Ben Wandelt, Institut d’Astrophysique de Paris / Institut Lagrange, Sorbonne University and Center for Computational Astrophysics, Flatiron Institute, New York, 12:00 EDT

Abstract: The goal of cosmological inference is to learn about the origin, composition, evolution, and fate of the cosmos from all accessible sources of astronomical data, such as the cosmic microwave background, galaxy surveys, or electromagnetic and gravitational wave transients. Traditionally, the field has progressed by designing and modeling intuitive summaries of the data, such as n-point correlations. This traditional approach has a number of risks and limitations: how do we know if we computed the most informative statistics? Did we forget any summaries that would have provided additional information or break parameter degeneracies?
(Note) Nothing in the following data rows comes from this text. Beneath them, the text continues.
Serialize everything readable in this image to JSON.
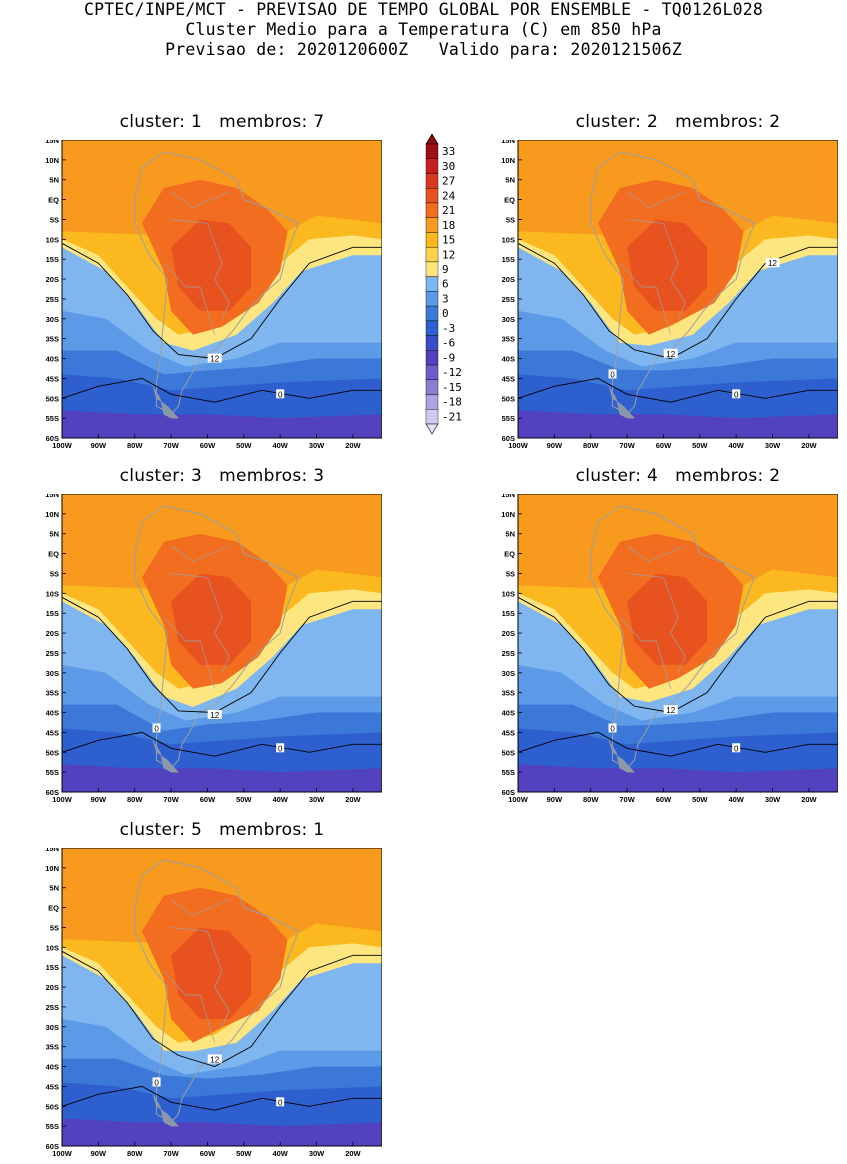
{
  "header": {
    "line1": "CPTEC/INPE/MCT - PREVISAO DE TEMPO GLOBAL POR ENSEMBLE - TQ0126L028",
    "line2": "Cluster Medio para a Temperatura (C) em 850 hPa",
    "line3": "Previsao de: 2020120600Z   Valido para: 2020121506Z"
  },
  "panels": [
    {
      "title": "cluster: 1   membros: 7",
      "labels_12": [
        "12"
      ],
      "labels_0": [
        "0"
      ]
    },
    {
      "title": "cluster: 2   membros: 2",
      "labels_12": [
        "12",
        "12"
      ],
      "labels_0": [
        "0",
        "0"
      ]
    },
    {
      "title": "cluster: 3   membros: 3",
      "labels_12": [
        "12"
      ],
      "labels_0": [
        "0",
        "0"
      ]
    },
    {
      "title": "cluster: 4   membros: 2",
      "labels_12": [
        "12"
      ],
      "labels_0": [
        "0",
        "0"
      ]
    },
    {
      "title": "cluster: 5   membros: 1",
      "labels_12": [
        "12"
      ],
      "labels_0": [
        "0",
        "0"
      ]
    }
  ],
  "lat_ticks": [
    "15N",
    "10N",
    "5N",
    "EQ",
    "5S",
    "10S",
    "15S",
    "20S",
    "25S",
    "30S",
    "35S",
    "40S",
    "45S",
    "50S",
    "55S",
    "60S"
  ],
  "lon_ticks": [
    "100W",
    "90W",
    "80W",
    "70W",
    "60W",
    "50W",
    "40W",
    "30W",
    "20W"
  ],
  "colorbar": {
    "labels": [
      "33",
      "30",
      "27",
      "24",
      "21",
      "18",
      "15",
      "12",
      "9",
      "6",
      "3",
      "0",
      "-3",
      "-6",
      "-9",
      "-12",
      "-15",
      "-18",
      "-21"
    ],
    "colors": [
      "#a00d14",
      "#c41e1e",
      "#d9391e",
      "#e8521e",
      "#f26d1f",
      "#f89a1e",
      "#fbb91f",
      "#fcd34a",
      "#fde680",
      "#7fb6f0",
      "#5c99e6",
      "#3b78d8",
      "#2e5fcf",
      "#3d4bc8",
      "#5342c0",
      "#6e5ac8",
      "#8e7bd4",
      "#b1a1e0",
      "#d2c8ee"
    ],
    "top_arrow_color": "#8b0a10",
    "bottom_arrow_color": "#e6e0f5"
  },
  "colors": {
    "warm": "#f89a1e",
    "pale": "#fde680",
    "orange_mid": "#f26d1f",
    "red": "#e8521e",
    "light_blue": "#7fb6f0",
    "blue": "#5c99e6",
    "deep_blue": "#3b78d8",
    "navy": "#2e5fcf",
    "purple": "#5342c0",
    "land_outline": "#9aa0a6"
  }
}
Did we take into account all the ways the model is affecting the data? To be feasible, the traditional approach imposes approximations on the statistical modeling (e.g. the likelihood form) and on the physical modeling. I will discuss a new mode of cosmological inference: simulation-based, full-physics modeling, made feasible through multiple advances in 1) machine-learning, 2) in the way we design and run simulations of cosmological observables, and 3) in how we compare models to data. The goal is to use current and next generation data to reconstruct the cosmological initial conditions and constrain cosmological physics much more completely than has been feasible in the past. I will discuss current status, and ways to meet the new challenges inherent in this approach, including robustness to model misspecification.